I have a mousetrap that has proven utterly worthless, but then again I haven't made much effort to bait it.  I've avoided using poison because in some places, people eat rats, and I can't stomach the idea of possibly poisoning a person by accident.  Additionally, as annoying as it is to have live rodents in your house, I think I'd be even more troubled by a rodent that ate poison and then crawled up in the thatch and died, perfuming my house for weeks with ceremonial decomposition.

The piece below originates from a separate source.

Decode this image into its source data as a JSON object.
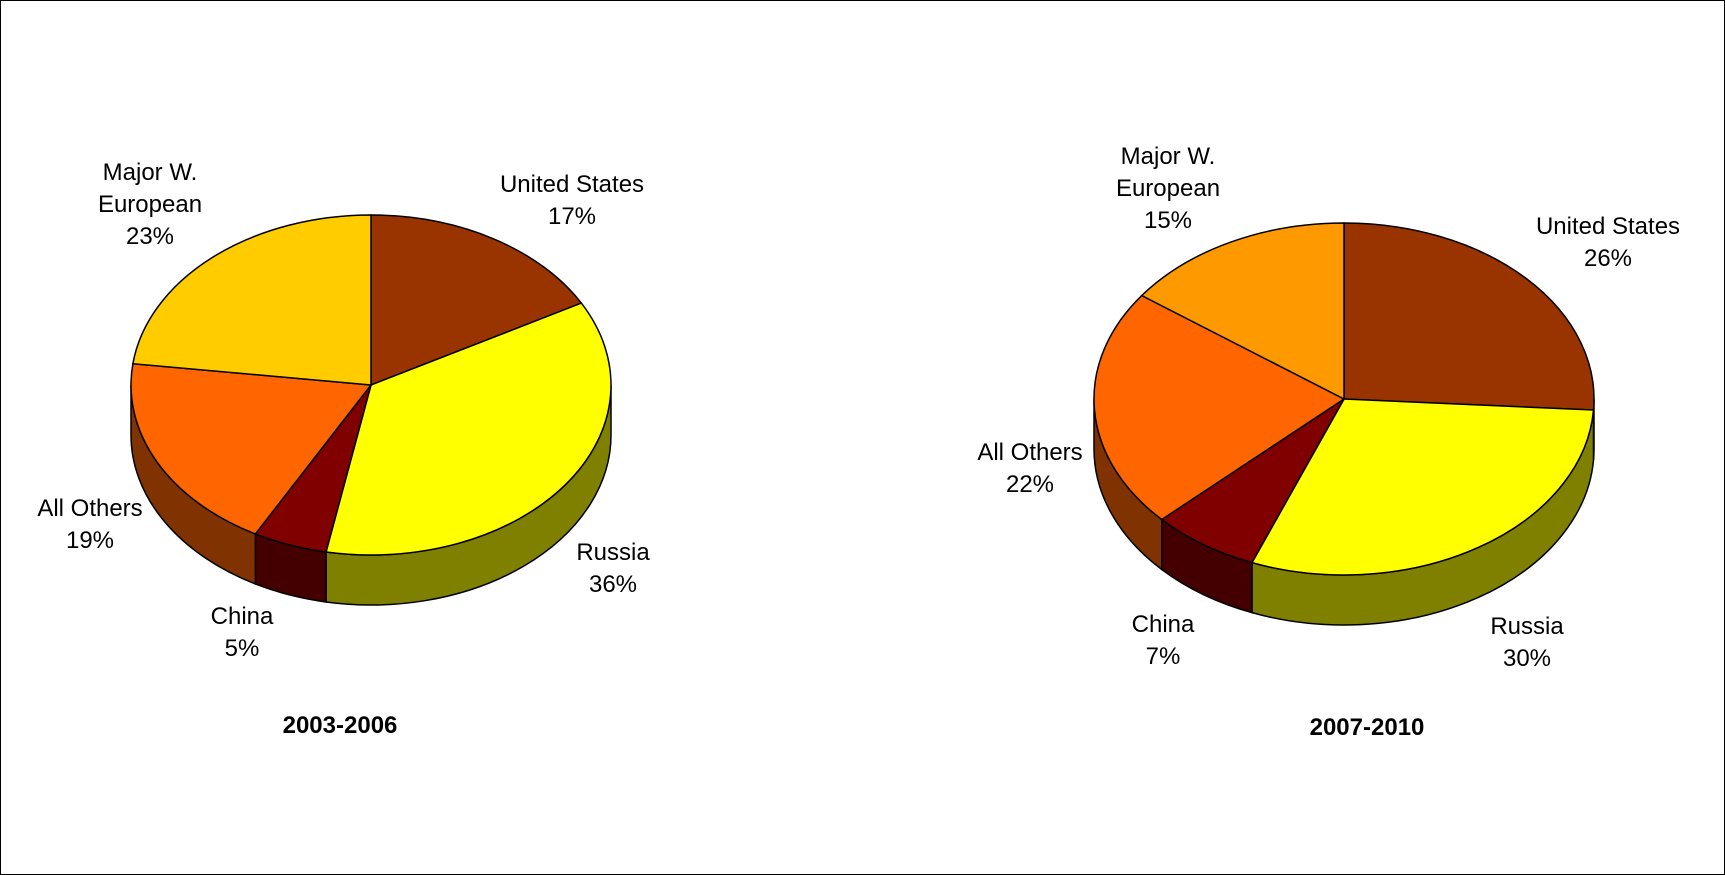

As luck would have it, I told a friend about my ongoing rodent problem, and his fiancee happened to have new kittens for sale.  A week or so and 10,000 kwacha (about $2) later, I found myself with a new companion.  Which brings me to the second purpose of my pet.  I didn't think I was lonely, but I have to say having a cat in the house made me realize the pleasure of company, even that of the feline persuasion.  I talk with her (usually in Mambwe) when I enter or leave the house; she's slowly learning to sleep on my stomach or at my side and not on my neck; occasionally I berate her for nearly burning down my house due to her carelessness around candles; in general, we interact as many roommates might.  It's delightful.

And since she came, I have heard a seke-seke in the roof only once.  I looked at her and said, "Hear that? Go get it."  I haven't heard or seen sign of a rodent since.  And hence the second phonetic implication of Lila's name: Nalyla sana.  (I am enjoying!)